Colonic stenting as a bridge to surgery leads to less stoma creation, a significant quality of life advantage, compared with immediate resection. Patients should be counseled regarding these potential benefits when the technology is available.The question of why males invest more into competition than offspring care is an age-old problem in evolutionary biology. On the one hand, paternal care could increase the fraction of offspring surviving to maturity. On the other hand, competition could increase the likelihood of more paternities and thus the relative number of offspring produced.

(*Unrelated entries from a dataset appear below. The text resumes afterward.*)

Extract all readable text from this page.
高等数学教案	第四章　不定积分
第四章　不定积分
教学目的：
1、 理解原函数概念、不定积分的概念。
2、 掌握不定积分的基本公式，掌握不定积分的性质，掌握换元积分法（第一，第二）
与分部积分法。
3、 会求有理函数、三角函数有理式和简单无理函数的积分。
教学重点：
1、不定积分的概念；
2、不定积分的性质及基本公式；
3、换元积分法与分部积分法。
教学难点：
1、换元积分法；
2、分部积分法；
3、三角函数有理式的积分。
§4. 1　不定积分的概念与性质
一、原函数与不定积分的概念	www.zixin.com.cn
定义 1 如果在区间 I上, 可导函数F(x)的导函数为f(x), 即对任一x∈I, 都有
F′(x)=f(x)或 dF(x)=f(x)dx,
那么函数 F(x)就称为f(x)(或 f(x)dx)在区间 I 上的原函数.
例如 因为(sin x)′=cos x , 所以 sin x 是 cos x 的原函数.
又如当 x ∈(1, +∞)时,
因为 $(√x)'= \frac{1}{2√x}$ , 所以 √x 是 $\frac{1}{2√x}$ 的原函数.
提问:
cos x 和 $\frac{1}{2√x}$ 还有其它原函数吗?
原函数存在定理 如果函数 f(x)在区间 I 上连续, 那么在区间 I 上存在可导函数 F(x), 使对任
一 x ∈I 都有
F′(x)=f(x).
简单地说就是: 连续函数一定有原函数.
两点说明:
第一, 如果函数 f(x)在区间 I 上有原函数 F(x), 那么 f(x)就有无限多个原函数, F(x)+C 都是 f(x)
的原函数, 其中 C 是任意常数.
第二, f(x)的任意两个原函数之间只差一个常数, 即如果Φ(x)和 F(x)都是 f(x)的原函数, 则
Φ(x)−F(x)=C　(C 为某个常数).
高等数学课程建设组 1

While drivers of these behaviours are often intertwined with a wide range of other constraints, here we present a simple dynamic model to investigate the benefits of these two alternative fitness-enhancing pathways. Using this framework, we evaluate the sensitivity of equilibrium dynamics to changes in payoffs for male allocation to mating versus parenting. Even with strong effects of care on offspring survivorship, small competitive benefits can outweigh benefits from care. We consider an application of the model that includes men's competition for hunting reputations where big game supplies a benefit to all and find a frequency-dependent parameter region within which, depending on initial population proportions, either strategy may outperform the other.